Une flèche empoisonnée
Chaque pas était un châtiment, qui me faisait plus souffrir qu’un coup d’épée. Un liquide douteux coulait dans la veine touchée par la flèche. Une fois que le chalet était loin, je m’assis contre un arbre et arrachais la flèche de mon bras. C’était horrible. Je me retins d’hurler. Maintenant que la flèche était retirée, il fallait que je fuis, l’homme n’allait pas tarder à me rattraper. Je cherchais autour de moi, l’ombre d’une cachette. Je ne vis qu’un fort au loin, mais les forts, étaient tous infestés de morts vivants et de vampires. Ma vision s’arrêta sur un roc, où, l’entrée d’une caverne se présentait. Mais les cavernes étaient une cachette trop évidente. Je décidais donc la cachette la plus haute, l’arbre. Mais je ne pouvais pas espérer monter avec mon épaule blessée. Je pris donc l’initiative de courir jusqu’à ce que je trouve une cachette correcte. Je commençais donc à courir, et là, avec un grand émerveillement, je pu apercevoir Leyawiin. Mais cela ne me réconfortait pas, en sachant qu’un tueur traversait Boinoir derrière moi. À Leyawiin, j’avais une connaissance, un ami à mon père, qui résidait près du château. Je me dirigeais donc vers sa maison, dans les rues, les gens étaient visiblement choqués à la vue de ma blessure, dont le sang avait recouvert la moitié de ma main. Je frappais à porte de l’ami de mon père, un magicien. LA porte s’ouvrit, et l’homme à la grande moustache blanche s’exclama :
_ Brandar ! Comment vas… Que t’es tu fais !?
Je grimaçais :
_ Bonjour Gamliek, une flèche, je t’expliquerais à l’intérieur, nous ne sommes pas en sécurité dehors !

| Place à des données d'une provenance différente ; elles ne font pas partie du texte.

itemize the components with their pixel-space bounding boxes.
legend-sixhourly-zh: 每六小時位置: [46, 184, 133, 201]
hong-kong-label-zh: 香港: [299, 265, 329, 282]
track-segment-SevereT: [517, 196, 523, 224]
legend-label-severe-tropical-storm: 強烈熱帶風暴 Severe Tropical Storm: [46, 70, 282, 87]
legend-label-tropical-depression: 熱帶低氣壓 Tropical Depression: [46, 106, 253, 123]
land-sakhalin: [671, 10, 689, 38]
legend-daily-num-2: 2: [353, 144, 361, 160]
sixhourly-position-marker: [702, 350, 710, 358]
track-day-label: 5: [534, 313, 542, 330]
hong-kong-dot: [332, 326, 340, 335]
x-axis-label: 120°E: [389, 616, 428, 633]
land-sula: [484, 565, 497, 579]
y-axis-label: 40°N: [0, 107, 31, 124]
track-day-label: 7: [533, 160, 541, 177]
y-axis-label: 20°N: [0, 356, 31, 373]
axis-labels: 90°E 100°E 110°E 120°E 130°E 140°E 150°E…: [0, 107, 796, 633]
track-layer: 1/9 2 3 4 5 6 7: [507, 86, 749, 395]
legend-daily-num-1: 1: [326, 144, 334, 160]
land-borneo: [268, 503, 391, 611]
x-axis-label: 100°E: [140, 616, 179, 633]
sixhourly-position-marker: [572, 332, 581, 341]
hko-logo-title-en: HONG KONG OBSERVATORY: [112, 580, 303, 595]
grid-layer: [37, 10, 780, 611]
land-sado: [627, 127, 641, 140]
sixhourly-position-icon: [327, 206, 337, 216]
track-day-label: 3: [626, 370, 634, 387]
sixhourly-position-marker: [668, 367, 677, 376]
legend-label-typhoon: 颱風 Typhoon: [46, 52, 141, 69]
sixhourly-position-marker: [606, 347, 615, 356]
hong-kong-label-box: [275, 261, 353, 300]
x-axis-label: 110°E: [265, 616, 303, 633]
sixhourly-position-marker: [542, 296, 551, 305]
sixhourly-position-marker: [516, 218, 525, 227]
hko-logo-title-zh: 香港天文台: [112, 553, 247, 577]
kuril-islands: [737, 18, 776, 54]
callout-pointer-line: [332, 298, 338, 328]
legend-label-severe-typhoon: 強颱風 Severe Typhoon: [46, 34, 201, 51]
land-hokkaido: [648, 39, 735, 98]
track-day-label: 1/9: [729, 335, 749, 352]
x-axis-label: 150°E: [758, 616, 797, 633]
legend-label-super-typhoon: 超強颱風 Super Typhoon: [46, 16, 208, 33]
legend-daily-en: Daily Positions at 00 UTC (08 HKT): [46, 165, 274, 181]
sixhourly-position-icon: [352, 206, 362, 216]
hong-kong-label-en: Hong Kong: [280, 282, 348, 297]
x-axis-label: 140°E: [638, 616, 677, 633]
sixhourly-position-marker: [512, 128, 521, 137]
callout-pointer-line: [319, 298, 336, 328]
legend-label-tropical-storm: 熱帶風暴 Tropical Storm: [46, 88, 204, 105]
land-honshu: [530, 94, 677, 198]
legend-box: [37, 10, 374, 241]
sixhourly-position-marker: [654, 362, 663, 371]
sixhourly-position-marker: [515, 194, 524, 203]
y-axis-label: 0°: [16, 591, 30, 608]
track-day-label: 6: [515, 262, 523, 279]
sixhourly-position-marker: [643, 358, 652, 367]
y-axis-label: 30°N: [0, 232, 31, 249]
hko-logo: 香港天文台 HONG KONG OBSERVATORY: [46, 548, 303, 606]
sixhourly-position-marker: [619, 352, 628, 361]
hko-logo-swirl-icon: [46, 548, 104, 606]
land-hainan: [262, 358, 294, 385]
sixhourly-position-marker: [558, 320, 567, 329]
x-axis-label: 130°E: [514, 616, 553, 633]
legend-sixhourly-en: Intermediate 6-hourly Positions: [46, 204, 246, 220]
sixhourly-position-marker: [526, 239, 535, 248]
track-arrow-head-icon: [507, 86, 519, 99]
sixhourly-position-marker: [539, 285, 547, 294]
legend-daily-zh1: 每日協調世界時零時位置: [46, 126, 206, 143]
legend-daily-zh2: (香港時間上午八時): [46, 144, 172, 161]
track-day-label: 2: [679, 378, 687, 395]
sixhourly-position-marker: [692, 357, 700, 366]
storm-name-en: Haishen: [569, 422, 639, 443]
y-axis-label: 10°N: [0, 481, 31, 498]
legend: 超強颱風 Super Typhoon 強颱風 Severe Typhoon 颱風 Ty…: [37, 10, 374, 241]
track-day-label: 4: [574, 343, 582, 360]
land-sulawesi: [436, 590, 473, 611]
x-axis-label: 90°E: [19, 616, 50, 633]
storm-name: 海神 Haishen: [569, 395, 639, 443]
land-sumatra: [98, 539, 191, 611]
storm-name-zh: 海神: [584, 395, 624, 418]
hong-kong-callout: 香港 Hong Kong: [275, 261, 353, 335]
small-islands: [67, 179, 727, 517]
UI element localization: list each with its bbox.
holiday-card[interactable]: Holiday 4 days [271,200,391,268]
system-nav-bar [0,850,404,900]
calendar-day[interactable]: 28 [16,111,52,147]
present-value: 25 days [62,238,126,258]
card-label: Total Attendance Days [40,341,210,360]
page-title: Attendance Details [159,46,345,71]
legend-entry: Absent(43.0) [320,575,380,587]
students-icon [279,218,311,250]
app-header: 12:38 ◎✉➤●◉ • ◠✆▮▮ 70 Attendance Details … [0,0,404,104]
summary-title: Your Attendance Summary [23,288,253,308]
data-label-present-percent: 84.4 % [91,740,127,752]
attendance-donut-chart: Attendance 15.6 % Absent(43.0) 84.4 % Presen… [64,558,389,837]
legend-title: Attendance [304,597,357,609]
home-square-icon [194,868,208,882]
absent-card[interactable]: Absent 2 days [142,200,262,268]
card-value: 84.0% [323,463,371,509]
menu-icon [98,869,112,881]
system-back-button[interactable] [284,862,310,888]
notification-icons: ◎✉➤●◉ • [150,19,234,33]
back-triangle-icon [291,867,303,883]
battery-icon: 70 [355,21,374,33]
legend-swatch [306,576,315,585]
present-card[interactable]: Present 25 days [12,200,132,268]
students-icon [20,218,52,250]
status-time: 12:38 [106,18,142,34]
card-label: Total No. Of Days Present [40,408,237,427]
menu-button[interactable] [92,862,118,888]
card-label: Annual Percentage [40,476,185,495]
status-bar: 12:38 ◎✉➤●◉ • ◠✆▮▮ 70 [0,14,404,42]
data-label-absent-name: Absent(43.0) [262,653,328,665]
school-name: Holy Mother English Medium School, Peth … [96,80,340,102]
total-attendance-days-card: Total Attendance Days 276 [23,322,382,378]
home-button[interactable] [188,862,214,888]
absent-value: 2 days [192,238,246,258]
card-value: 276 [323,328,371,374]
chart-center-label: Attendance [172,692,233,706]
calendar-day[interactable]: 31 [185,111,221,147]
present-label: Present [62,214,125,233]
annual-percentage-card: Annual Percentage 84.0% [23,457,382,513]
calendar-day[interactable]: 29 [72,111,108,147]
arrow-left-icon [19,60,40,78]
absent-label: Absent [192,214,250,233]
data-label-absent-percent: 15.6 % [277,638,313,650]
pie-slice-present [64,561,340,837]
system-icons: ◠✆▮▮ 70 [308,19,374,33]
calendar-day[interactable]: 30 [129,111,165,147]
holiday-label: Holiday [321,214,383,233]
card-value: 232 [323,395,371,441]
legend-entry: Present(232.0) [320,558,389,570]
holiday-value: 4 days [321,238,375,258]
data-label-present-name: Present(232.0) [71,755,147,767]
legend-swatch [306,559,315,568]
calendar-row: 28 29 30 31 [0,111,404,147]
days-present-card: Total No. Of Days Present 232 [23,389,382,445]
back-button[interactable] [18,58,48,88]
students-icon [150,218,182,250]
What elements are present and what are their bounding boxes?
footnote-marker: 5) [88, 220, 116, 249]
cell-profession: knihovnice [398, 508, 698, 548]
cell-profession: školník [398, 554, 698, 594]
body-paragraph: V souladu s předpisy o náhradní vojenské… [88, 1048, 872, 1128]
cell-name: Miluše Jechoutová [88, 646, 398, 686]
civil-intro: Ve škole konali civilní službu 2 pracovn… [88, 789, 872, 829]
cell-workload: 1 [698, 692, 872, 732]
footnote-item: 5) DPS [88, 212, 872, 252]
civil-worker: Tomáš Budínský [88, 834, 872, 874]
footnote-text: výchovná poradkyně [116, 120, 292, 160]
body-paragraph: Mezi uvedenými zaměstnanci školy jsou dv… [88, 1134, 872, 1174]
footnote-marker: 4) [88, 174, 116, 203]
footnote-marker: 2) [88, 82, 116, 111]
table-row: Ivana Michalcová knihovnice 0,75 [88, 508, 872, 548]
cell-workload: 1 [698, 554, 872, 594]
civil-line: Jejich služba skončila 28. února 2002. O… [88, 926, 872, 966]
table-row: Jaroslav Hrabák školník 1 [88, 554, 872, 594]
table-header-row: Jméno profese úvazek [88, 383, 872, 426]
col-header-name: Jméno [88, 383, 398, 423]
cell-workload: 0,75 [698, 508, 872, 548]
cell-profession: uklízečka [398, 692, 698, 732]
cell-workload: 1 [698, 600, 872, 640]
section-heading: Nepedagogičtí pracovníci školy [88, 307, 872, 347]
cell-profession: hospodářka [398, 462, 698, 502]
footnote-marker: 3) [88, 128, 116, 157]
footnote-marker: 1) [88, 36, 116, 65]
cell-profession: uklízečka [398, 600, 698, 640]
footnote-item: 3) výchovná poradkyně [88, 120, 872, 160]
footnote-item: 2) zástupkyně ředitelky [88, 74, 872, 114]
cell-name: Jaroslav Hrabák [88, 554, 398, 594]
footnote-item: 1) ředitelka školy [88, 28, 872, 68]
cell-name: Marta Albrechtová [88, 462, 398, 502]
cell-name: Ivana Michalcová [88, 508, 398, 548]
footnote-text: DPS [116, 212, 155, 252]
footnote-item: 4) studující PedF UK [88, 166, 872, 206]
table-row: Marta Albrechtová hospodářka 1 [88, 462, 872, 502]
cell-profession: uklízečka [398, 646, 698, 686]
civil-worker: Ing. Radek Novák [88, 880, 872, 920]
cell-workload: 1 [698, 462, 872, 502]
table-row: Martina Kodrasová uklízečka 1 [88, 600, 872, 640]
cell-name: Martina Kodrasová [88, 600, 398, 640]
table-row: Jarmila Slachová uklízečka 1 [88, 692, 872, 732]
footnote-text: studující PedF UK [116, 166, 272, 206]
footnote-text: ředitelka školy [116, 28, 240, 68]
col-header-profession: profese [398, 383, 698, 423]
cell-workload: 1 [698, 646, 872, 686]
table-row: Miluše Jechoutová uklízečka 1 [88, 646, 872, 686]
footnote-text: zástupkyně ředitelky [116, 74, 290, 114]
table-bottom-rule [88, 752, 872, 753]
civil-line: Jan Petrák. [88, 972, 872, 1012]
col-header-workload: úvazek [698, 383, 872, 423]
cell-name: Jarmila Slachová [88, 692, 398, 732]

Il me transporta sur son lit et ferma la porte à double tour. Il s’écria :
_ JE vais te soigner mon jeune ami, accorde moi deux minutes et pendant que je cherche le parchemin de Guérison D’Autrui, explique moi ton histoire.
Je lui racontais tout depuis le début, pendant qu’il fouillait dans des coffres et des armoires divers des parchemins qui pourraient soigner ma plaie. Il le trouva et prononça bien clairement des mots d’une langue qui m’était inconnu. Une fois mon histoire finie, il conclut :
_ Etrange histoire… Et cet homme ? De qui s’agissait il ?
Je frissonnais :
_ Je pense que c’était un homme de la Confrérie Noire. Je crois, que je suis leur prochaine cible !
Gamliek s’écria :
_ La Confrérie Noire !? Je pensais que ce n’était qu’un mythe ! JE comprends que tu es la prochaine cible !
Le silence tomba sur la salle. Par la fenêtre, je pus apercevoir un homme en noir. Mais alors que mon cœur martelait puissamment ma poitrine, une flèche transperça le crâne de Gamliek. Que devais je faire ? je me cachais simplement, épouvanté, en pleurant en silence.